Una graditissima sorpresa.
Dopo aver letto alcune incisive recensioni, non ho potuto fare a meno di dedicarmi a questo romanzo del premio Nobel egiziano Nagib Mahfuz e, in tutta sincerità, devo riconoscere di aver letto uno dei migliori libri tra quelli che mi sono recentemente capitati tra le mani.
La vicenda si dipana tra i muri vecchi e logori di un antico vicolo del Cairo, nel corso del secondo conflitto mondiale: una strada in cui la precarietà e l’indigenza la fanno da padroni e che rappresenta il crocevia di una serie di vicende e situazioni umane estremamente variegate.
Le giornate scorrono via pigre, indolenti, tra i rumori di fondo del bazar ed il ronzio delle mosche che tagliano l’aria immota e satura di umidità. La guerra rimane sullo sfondo, appena accennata, ma sempre presente: un evento con cui tutti gli abitanti del vicolo devono comunque fare i conti.
In questo ambiente, quasi impermeabile al passare del tempo, si svolgono le vicende umane dei protagonisti, che lottano quotidianamente per sopravvivere alla morte, alla povertà e all'oblio.
Tra queste mura aride, madide di storia, che hanno il sapore della polvere e della calce, incontriamo una serie di personaggi tratteggiati con sensibilità ed originalità...
Zaita, che per vivere fa il "fabbricatore di infermità"; Padron Kirsha, che si lascia trascinare da una irresistibile inclinazione omosessuale; Kamil, il mastodontico ma innocuo venditore di basbusa; il barbiere Abbas, la cui ambizione è sospinta dall’amore per una donna; la bellissima Hamida, concupita da tutti gli uomini del quartiere; Sayyd Selim, il ricco ma indolente proprietario del bazar.
E così, senza nemmeno rendersene conto, ci ritroviamo immersi nel flusso inarrestabile di una narrazione da cui è davvero difficile separarsi: sembra di camminare davvero tra le mura del Vicolo del Mortaio, di respirarne gli odori caldi e speziati, di sorseggiare il tè nella bottega e di acquistare profumi o chincaglieria nel bazar.

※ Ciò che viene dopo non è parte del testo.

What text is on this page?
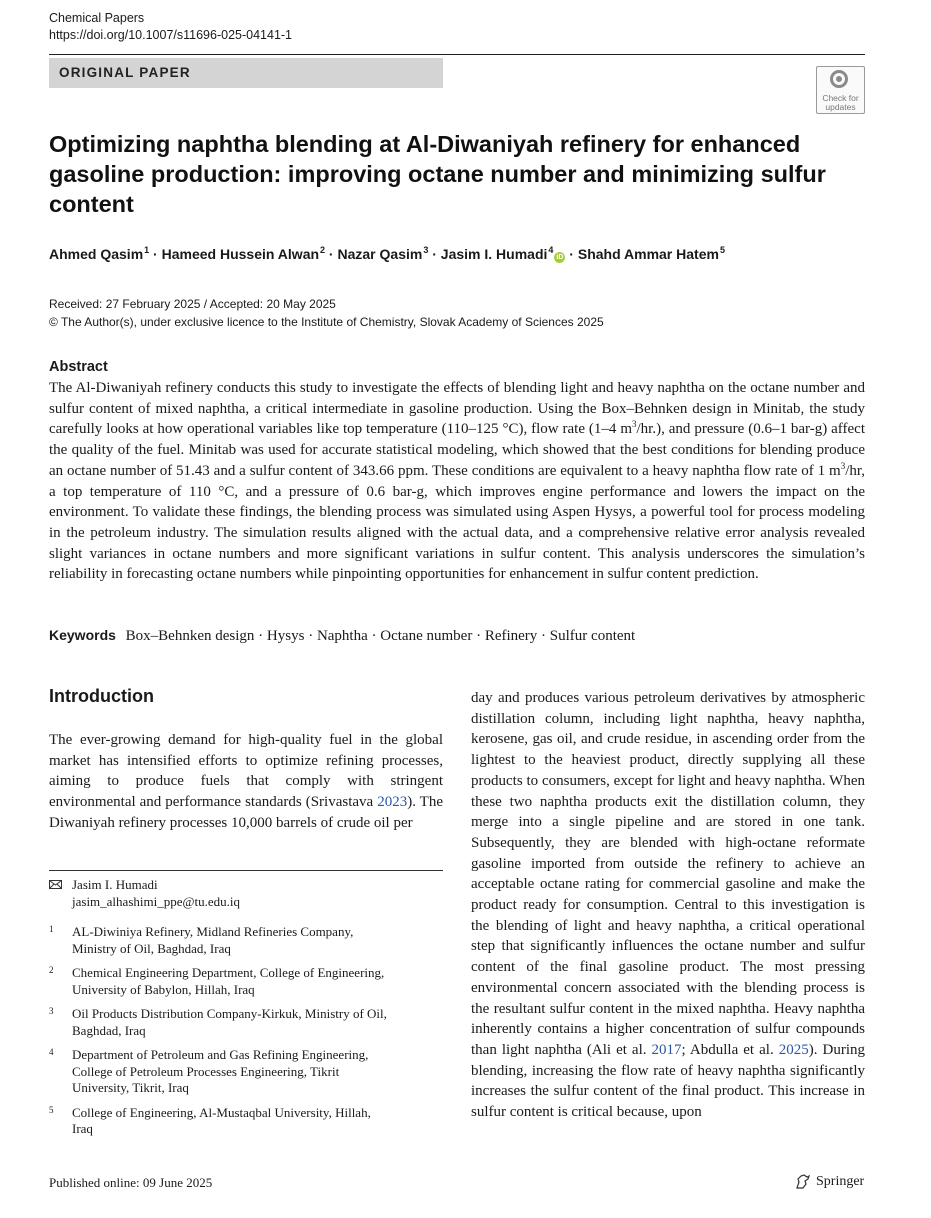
Chemical Papers
https://doi.org/10.1007/s11696-025-04141-1
ORIGINAL PAPER
Check for
updates
Optimizing naphtha blending at Al-Diwaniyah refinery for enhanced gasoline production: improving octane number and minimizing sulfur content
Ahmed Qasim$^1$ · Hameed Hussein Alwan$^2$ · Nazar Qasim$^3$ · Jasim I. Humadi$^4$iD · Shahd Ammar Hatem$^5$
Received: 27 February 2025 / Accepted: 20 May 2025
© The Author(s), under exclusive licence to the Institute of Chemistry, Slovak Academy of Sciences 2025
Abstract
The Al-Diwaniyah refinery conducts this study to investigate the effects of blending light and heavy naphtha on the octane number and sulfur content of mixed naphtha, a critical intermediate in gasoline production. Using the Box–Behnken design in Minitab, the study carefully looks at how operational variables like top temperature (110–125 °C), flow rate (1–4 $m^3/hr$.), and pressure (0.6–1 bar-g) affect the quality of the fuel. Minitab was used for accurate statistical modeling, which showed that the best conditions for blending produce an octane number of 51.43 and a sulfur content of 343.66 ppm. These conditions are equivalent to a heavy naphtha flow rate of 1 $m^3/hr$, a top temperature of 110 °C, and a pressure of 0.6 bar-g, which improves engine performance and lowers the impact on the environment. To validate these findings, the blending process was simulated using Aspen Hysys, a powerful tool for process modeling in the petroleum industry. The simulation results aligned with the actual data, and a comprehensive relative error analysis revealed slight variances in octane numbers and more significant variations in sulfur content. This analysis underscores the simulation’s reliability in forecasting octane numbers while pinpointing opportunities for enhancement in sulfur content prediction.
Keywords Box–Behnken design · Hysys · Naphtha · Octane number · Refinery · Sulfur content
Introduction
The ever-growing demand for high-quality fuel in the global market has intensified efforts to optimize refining processes, aiming to produce fuels that comply with stringent environmental and performance standards (Srivastava 2023). The Diwaniyah refinery processes 10,000 barrels of crude oil per
day and produces various petroleum derivatives by atmospheric distillation column, including light naphtha, heavy naphtha, kerosene, gas oil, and crude residue, in ascending order from the lightest to the heaviest product, directly supplying all these products to consumers, except for light and heavy naphtha. When these two naphtha products exit the distillation column, they merge into a single pipeline and are stored in one tank. Subsequently, they are blended with high-octane reformate gasoline imported from outside the refinery to achieve an acceptable octane rating for commercial gasoline and make the product ready for consumption. Central to this investigation is the blending of light and heavy naphtha, a critical operational step that significantly influences the octane number and sulfur content of the final gasoline product. The most pressing environmental concern associated with the blending process is the resultant sulfur content in the mixed naphtha. Heavy naphtha inherently contains a higher concentration of sulfur compounds than light naphtha (Ali et al. 2017; Abdulla et al. 2025). During blending, increasing the flow rate of heavy naphtha significantly increases the sulfur content of the final product. This increase in sulfur content is critical because, upon
Jasim I. Humadi
jasim_alhashimi_ppe@tu.edu.iq
1 AL-Diwiniya Refinery, Midland Refineries Company,
Ministry of Oil, Baghdad, Iraq
2 Chemical Engineering Department, College of Engineering,
University of Babylon, Hillah, Iraq
3 Oil Products Distribution Company-Kirkuk, Ministry of Oil,
Baghdad, Iraq
4 Department of Petroleum and Gas Refining Engineering,
College of Petroleum Processes Engineering, Tikrit
University, Tikrit, Iraq
5 College of Engineering, Al-Mustaqbal University, Hillah,
Iraq
Published online: 09 June 2025	Springer
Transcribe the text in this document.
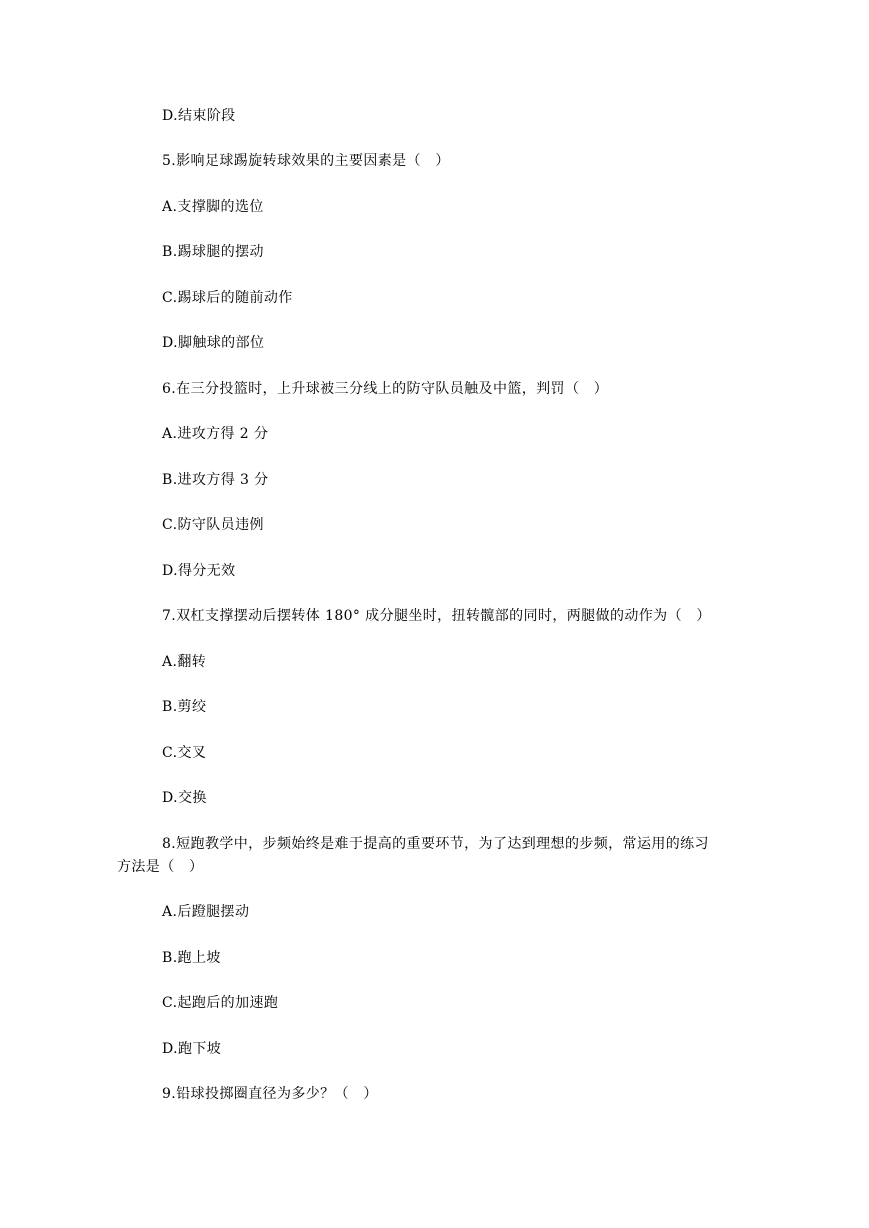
D.结束阶段
5.影响足球踢旋转球效果的主要因素是（　）
A.支撑脚的选位
B.踢球腿的摆动
C.踢球后的随前动作
D.脚触球的部位
6.在三分投篮时，上升球被三分线上的防守队员触及中篮，判罚（　）
A.进攻方得 2 分
B.进攻方得 3 分
C.防守队员违例
D.得分无效
7.双杠支撑摆动后摆转体 180° 成分腿坐时，扭转髋部的同时，两腿做的动作为（　）
A.翻转
B.剪绞
C.交叉
D.交换
8.短跑教学中，步频始终是难于提高的重要环节，为了达到理想的步频，常运用的练习
方法是（　）
A.后蹬腿摆动
B.跑上坡
C.起跑后的加速跑
D.跑下坡
9.铅球投掷圈直径为多少？（　）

Cinquant'anni prima di Paul Auster, Mahfuz ci regala una storia in cui l’esistenza dei protagonisti si intreccia profondamente con le vicende del quartiere in cui vivono: i personaggi interagiscono tra loro, le loro strade si incontrano, spesso si intersecano – per pochi minuti o per giorni interi - ed alla fine ogni uomo ed ogni donna che posa i piedi sul territorio del "Vicolo del Mortaio" rimane condizionato per sempre, quasi soggiogato dalla potenza della storia che come una brezza irresistibile penetra tra le fessure.
Questa strada polverosa e dissestata, in cui ambizioni e speranze vanno a braccetto con sgomento e rassegnazione, diventa la vera protagonista del romanzo: si eleva su tutti i personaggi in carne ed ossa ed assurge al proprio ruolo di moderatrice/coordinatrice delle vite altrui.
Lo stile di Mahfuz è fluido, leggero e scorrevole, ma allo stesso tempo intenso ed elegante. I personaggi vengono tratteggiati con grazia, quasi "in punta di penna", con un’inaspettata leggerezza ma anche con un’intensità assolutamente coinvolgente.
Un libro che oserei definire "bello" a prescindere, al di là di qualsiasi discorso su generi, mode o contesti storici, e che aiuta a ritrovare il piacere della lettura senza cadere nella trappola del compromesso.
Consigliato a: coloro che vogliono affrontare un autore straordinario, insignito del Premio Nobel nel 1988, in una delle sue opere più celebri e riuscite.